RACHEL HARVEY, MD (she/her/hers)
Research Fellow
MEMORIAL SLOAN KETTERING CANCER CENTER
New York, New York, United States
Rebecca Gelfer, BS
MEMORIAL SLOAN KETTERING CANCER CENTER
New York, New York, United States
Esther Drill, DrPH
Principal Biostatistician
MEMORIAL SLOAN KETTERING CANCER CENTER
New York, New York, United States
Vinod Balachandran, MD
Assistant Attending Surgeon
MEMORIAL SLOAN KETTERING CANCER CENTER
New York, New York, United States
Michael I. D’Angelica, MD
Enid A. Haupt Endowed Chair in Surgery, Professor
Hepatopancreatobiliary Service, Department of Surgery, Memorial Sloan Kettering Cancer Center, United States
Jeffrey A. Drebin, MD, PhD
Chair of Surgery
MEMORIAL SLOAN KETTERING CANCER CENTER
New York, New York, United States
T. Peter Kingham, MD
Professor
Memorial Sloan Kettering Cancer Center
New York, New York, United States
Lily V. Saadat, MD
Assistant Attending Surgeon
MEMORIAL SLOAN KETTERING CANCER CENTER
New York, New York, United States
Kevin C. Soares, MD
Assistant Attending Surgeon
MEMORIAL SLOAN KETTERING CANCER CENTER
New York, New York, United States
Alice C. Wei, MD (she/her/hers)
Attending Surgeon
MEMORIAL SLOAN KETTERING CANCER CENTER
New York, New York, United States
Ghassan Abou-Alfa, MD, JD, MBA, PhD (he/him/his)
Attending
MEMORIAL SLOAN KETTERING CANCER CENTER
New York, New York, United States
Andrea Cercek, MD
Attending
MEMORIAL SLOAN KETTERING CANCER CENTER
New York, New York, United States
James J. Harding, MD
Assistant Attending
MEMORIAL SLOAN KETTERING CANCER CENTER
New York, New York, United States
Eileen M. O'Reilly, MD
Chair of Medical Oncology
MEMORIAL SLOAN KETTERING CANCER CENTER
New York, New York, United States
Bas Groot Koerkamp, MD, PhD
Attending Surgeon
Erasmus MC Cancer Institute
Rotterdam, Zuid-Holland, Netherlands
William R. Jarnagin, MD
Chief of Hepatopancreatobiliary Surgery
MEMORIAL SLOAN KETTERING CANCER CENTER
New York, New York, United States
Remo Alessandris, MD
Research Fellow
Memorial Sloan Kettering Cancer Center
New York, New York, United States
Mutations in isocitrate dehydrogenase 1 and 2 (IDH1, IDH2) are common in intrahepatic cholangiocarcinoma (ICC), but their prognostic value is unclear. Using a large, clinically annotated dataset, we assessed their impact in resected and non-resected ICC.
Methods:
This was a retrospective study of ICC patients who underwent next-generation sequencing from 2008-2022. Adults treated with curative intent resection (resected) or managed nonoperatively (unresectable) were analyzed.
Results:
Of 795 patients, 25% had IDH1/2 mutations (80% IDH1, 20% IDH2) (IDHmut) and 43% underwent resection.
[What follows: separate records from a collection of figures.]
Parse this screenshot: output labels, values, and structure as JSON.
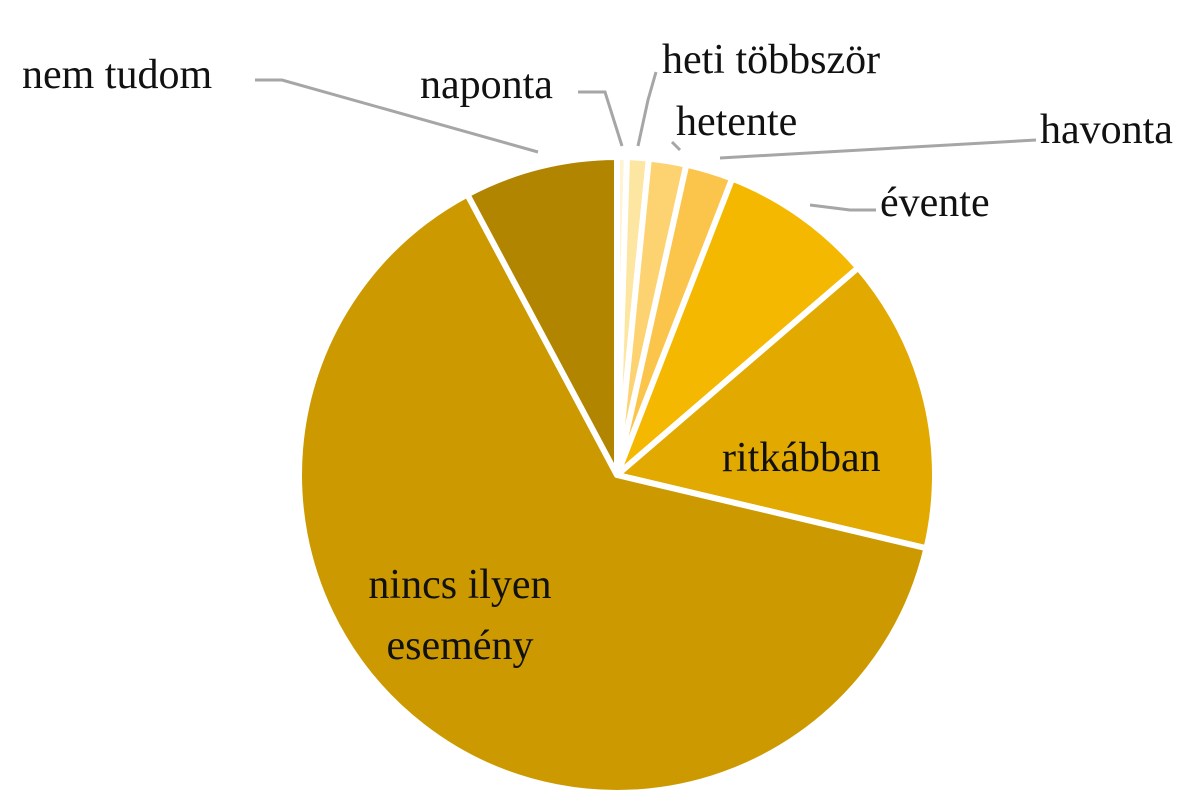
{
  "chart_data": {
    "type": "pie",
    "categories": [
      "naponta",
      "heti többször",
      "hetente",
      "havonta",
      "évente",
      "ritkábban",
      "nincs ilyen esemény",
      "nem tudom"
    ],
    "values": [
      0.5,
      1.1,
      1.9,
      2.4,
      7.8,
      15,
      63.5,
      7.8
    ],
    "colors": [
      "#fef3d2",
      "#fde5a2",
      "#fdd372",
      "#fbc54c",
      "#f5b800",
      "#e2a900",
      "#cc9a00",
      "#b28500"
    ]
  }
}
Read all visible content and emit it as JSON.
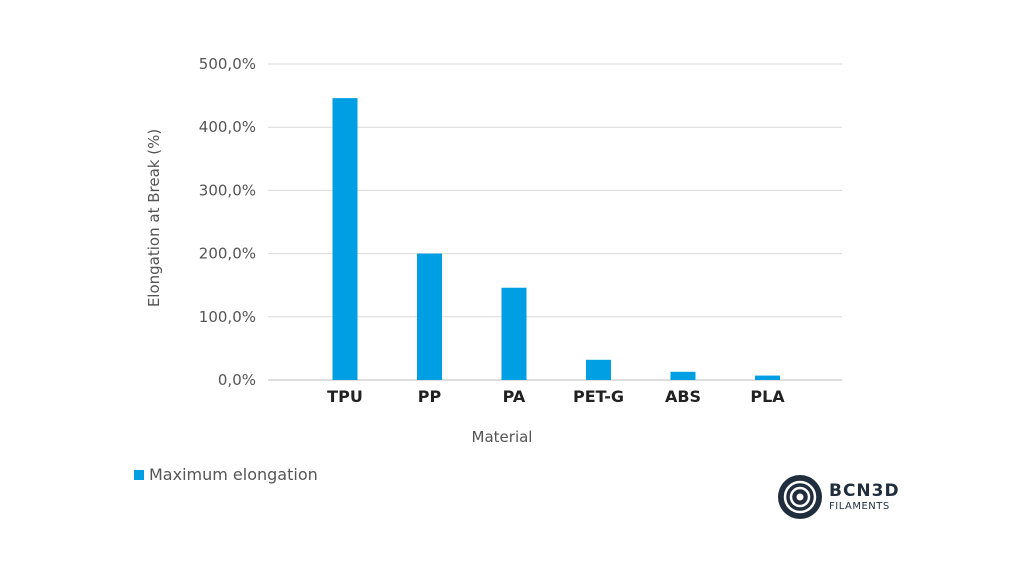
{
  "chart_data": {
    "type": "bar",
    "categories": [
      "TPU",
      "PP",
      "PA",
      "PET-G",
      "ABS",
      "PLA"
    ],
    "series": [
      {
        "name": "Maximum elongation",
        "values": [
          446,
          200,
          146,
          32,
          13,
          7
        ]
      }
    ],
    "xlabel": "Material",
    "ylabel": "Elongation at Break (%)",
    "ylim": [
      0,
      500
    ],
    "yticks": [
      "0,0%",
      "100,0%",
      "200,0%",
      "300,0%",
      "400,0%",
      "500,0%"
    ],
    "grid": true,
    "legend": "bottom-left",
    "color": "#009fe3"
  },
  "logo": {
    "line1": "BCN3D",
    "line2": "FILAMENTS"
  }
}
High-risk genetic alterations (TP53mut, KRASmut, CDKN2Adel) were more frequent in IDH wild-type (IDHwt) (IDHmut, OR 2.26; q < 0.001) (Table 1). In the entire cohort, median overall survival (OS) was 32 months in IDHmut and 28 months for IDHwt (p=0.2); by contrast, OS was 19 months in patients with high-risk alterations compared to 40 months without (p < 0.001). In resected patients, recurrence free survival (RFS) in IDHmut was 20 months vs. 14 months for IDHwt (p=0.018), and OS was 69 months vs. 50 months, respectively (p=0.2); however, after controlling for high-risk genetic alterations, any benefit of IDHmut disappeared (RFS: HR 0.78; p=0.095; OS: HR 0.88; p=0.4). In unresectable patients, progression free survival (PFS) in IDHmut was 9.4 months compared to 9.1 months for IDHwt (p=0.7), and OS was 22 months vs. 18 months, respectively (p=0.13) There remained no significant differences after controlling for high-risk alterations (PFS: HR 1.03; p=0.8; OS: HR 0.94; p=0.6). IDH mutational status was not a significant survival predictor in multivariable models for both resected and non-resected patients. In 42 patients with unresectable IDHmut treated with IDH inhibitors, median OS was 12 months.
Conclusions:
In this large cohort of resected and non-resected ICC patients, IDH mutations were not an independent predictor of survival, after controlling for high-risk genetic alterations and clinical variables. Thus, IDH status should not be used in isolation to guide prognosis.